Spicy Corn and Tomato Relish
|Sugar||1⁄2 Cup (8 tbs)|
|Ground turmeric||1 Tablespoon|
|Canned whole kernel corn||34 Ounce, drained (Two 17 Ounce Cans)|
|Canned tomatoes||16 Ounce, cut up (1 Can)|
|Chopped onion||2 Cup (32 tbs)|
|Chopped peeled cucumber||2 Cup (32 tbs)|
|Chopped green pepper||2 Cup (32 tbs)|
|Chopped celery||1 Cup (16 tbs)|
|Vinegar||1 Cup (16 tbs)|
|Mustard seed||2 Teaspoon|
|Dried hot red pepper||1⁄4 Teaspoon, crushed|
In 8- to 10-quart kettle mix sugar, turmeric, and 2 tablespoons salt.
Add next nine ingredients.
Bring to boiling; reduce heat.
Simmer, uncovered, 30 minutes, stirring occasionally.

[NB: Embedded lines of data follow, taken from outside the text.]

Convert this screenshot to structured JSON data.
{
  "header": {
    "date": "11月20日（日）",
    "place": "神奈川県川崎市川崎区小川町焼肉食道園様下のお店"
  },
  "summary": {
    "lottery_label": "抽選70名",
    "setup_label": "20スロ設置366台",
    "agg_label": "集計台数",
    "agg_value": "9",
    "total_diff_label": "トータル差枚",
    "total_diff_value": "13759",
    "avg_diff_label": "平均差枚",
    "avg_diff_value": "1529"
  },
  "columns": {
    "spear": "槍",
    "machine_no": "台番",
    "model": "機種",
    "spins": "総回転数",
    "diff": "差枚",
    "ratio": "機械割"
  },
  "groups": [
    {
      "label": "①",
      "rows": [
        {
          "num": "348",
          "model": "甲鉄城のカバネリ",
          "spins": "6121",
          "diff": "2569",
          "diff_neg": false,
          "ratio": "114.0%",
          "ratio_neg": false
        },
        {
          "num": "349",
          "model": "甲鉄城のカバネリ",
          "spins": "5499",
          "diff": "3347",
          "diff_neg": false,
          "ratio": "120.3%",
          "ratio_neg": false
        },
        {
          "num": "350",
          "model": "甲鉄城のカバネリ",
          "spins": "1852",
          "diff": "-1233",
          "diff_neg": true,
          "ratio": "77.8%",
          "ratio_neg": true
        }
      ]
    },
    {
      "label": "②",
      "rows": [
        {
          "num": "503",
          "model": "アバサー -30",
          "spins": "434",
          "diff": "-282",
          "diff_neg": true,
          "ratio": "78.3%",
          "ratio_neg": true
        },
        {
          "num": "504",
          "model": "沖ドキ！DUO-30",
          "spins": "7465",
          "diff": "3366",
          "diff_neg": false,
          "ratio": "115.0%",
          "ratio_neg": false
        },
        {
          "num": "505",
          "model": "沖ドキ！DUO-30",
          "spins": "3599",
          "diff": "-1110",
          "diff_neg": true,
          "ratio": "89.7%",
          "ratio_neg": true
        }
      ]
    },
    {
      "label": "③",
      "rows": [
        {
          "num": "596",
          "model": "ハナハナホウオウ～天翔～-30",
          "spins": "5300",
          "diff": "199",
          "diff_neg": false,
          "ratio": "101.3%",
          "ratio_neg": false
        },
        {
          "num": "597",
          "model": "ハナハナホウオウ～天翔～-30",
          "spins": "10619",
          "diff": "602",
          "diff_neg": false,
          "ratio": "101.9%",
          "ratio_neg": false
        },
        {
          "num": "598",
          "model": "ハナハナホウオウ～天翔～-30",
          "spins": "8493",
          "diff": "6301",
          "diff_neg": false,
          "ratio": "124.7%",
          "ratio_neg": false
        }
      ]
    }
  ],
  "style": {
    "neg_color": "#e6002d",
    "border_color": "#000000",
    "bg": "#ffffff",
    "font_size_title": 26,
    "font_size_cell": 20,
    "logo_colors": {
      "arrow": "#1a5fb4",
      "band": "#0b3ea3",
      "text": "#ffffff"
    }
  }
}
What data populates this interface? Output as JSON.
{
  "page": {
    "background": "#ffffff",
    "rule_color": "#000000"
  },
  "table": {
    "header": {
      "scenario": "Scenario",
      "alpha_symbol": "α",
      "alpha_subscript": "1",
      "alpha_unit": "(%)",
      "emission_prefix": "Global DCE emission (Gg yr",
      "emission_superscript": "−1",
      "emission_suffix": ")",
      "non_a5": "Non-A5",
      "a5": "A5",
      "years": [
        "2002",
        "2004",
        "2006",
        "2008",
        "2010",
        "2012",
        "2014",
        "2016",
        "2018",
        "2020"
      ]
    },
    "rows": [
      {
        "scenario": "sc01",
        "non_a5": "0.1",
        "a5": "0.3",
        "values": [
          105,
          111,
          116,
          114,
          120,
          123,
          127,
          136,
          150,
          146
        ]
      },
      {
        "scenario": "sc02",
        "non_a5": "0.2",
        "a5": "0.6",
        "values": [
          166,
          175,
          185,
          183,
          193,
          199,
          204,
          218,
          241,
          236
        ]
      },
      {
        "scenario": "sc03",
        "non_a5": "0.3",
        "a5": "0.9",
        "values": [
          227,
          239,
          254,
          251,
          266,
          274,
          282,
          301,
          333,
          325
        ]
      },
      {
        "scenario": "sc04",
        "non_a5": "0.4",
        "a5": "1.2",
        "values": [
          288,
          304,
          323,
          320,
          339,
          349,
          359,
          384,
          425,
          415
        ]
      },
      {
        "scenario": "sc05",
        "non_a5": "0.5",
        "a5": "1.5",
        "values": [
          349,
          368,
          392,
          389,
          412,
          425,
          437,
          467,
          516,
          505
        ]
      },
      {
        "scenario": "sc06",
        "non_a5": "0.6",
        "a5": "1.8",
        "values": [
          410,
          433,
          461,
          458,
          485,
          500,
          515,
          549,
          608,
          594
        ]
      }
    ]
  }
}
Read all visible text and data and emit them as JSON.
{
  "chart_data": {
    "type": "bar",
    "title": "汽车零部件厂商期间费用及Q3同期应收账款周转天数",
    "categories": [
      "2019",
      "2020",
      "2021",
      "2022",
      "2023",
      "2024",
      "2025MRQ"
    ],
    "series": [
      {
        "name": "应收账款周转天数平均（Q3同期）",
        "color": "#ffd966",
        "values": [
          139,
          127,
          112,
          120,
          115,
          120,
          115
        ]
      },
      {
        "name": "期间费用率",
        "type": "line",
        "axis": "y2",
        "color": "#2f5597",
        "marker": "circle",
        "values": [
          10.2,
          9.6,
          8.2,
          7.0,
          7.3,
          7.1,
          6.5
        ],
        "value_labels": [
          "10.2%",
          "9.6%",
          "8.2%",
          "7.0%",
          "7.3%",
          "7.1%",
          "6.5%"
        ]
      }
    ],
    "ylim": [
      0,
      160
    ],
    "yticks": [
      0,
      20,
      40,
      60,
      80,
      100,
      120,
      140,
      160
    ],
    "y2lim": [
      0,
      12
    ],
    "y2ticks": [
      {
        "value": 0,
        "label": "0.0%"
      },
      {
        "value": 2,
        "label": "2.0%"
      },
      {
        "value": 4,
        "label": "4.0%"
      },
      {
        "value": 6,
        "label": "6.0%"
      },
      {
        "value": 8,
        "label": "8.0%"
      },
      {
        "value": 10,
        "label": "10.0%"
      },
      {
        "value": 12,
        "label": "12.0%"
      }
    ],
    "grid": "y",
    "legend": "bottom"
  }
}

Stir 1/4 cup cold water into cornstarch; blend well.
Add to vegetable mixture.
Cook and stir till slightly thickened, about 3 minutes.
Pack hot relish into hot, clean half-pint jars; leave 1/2-inch headspace.
Process in boiling water bath 15 minutes.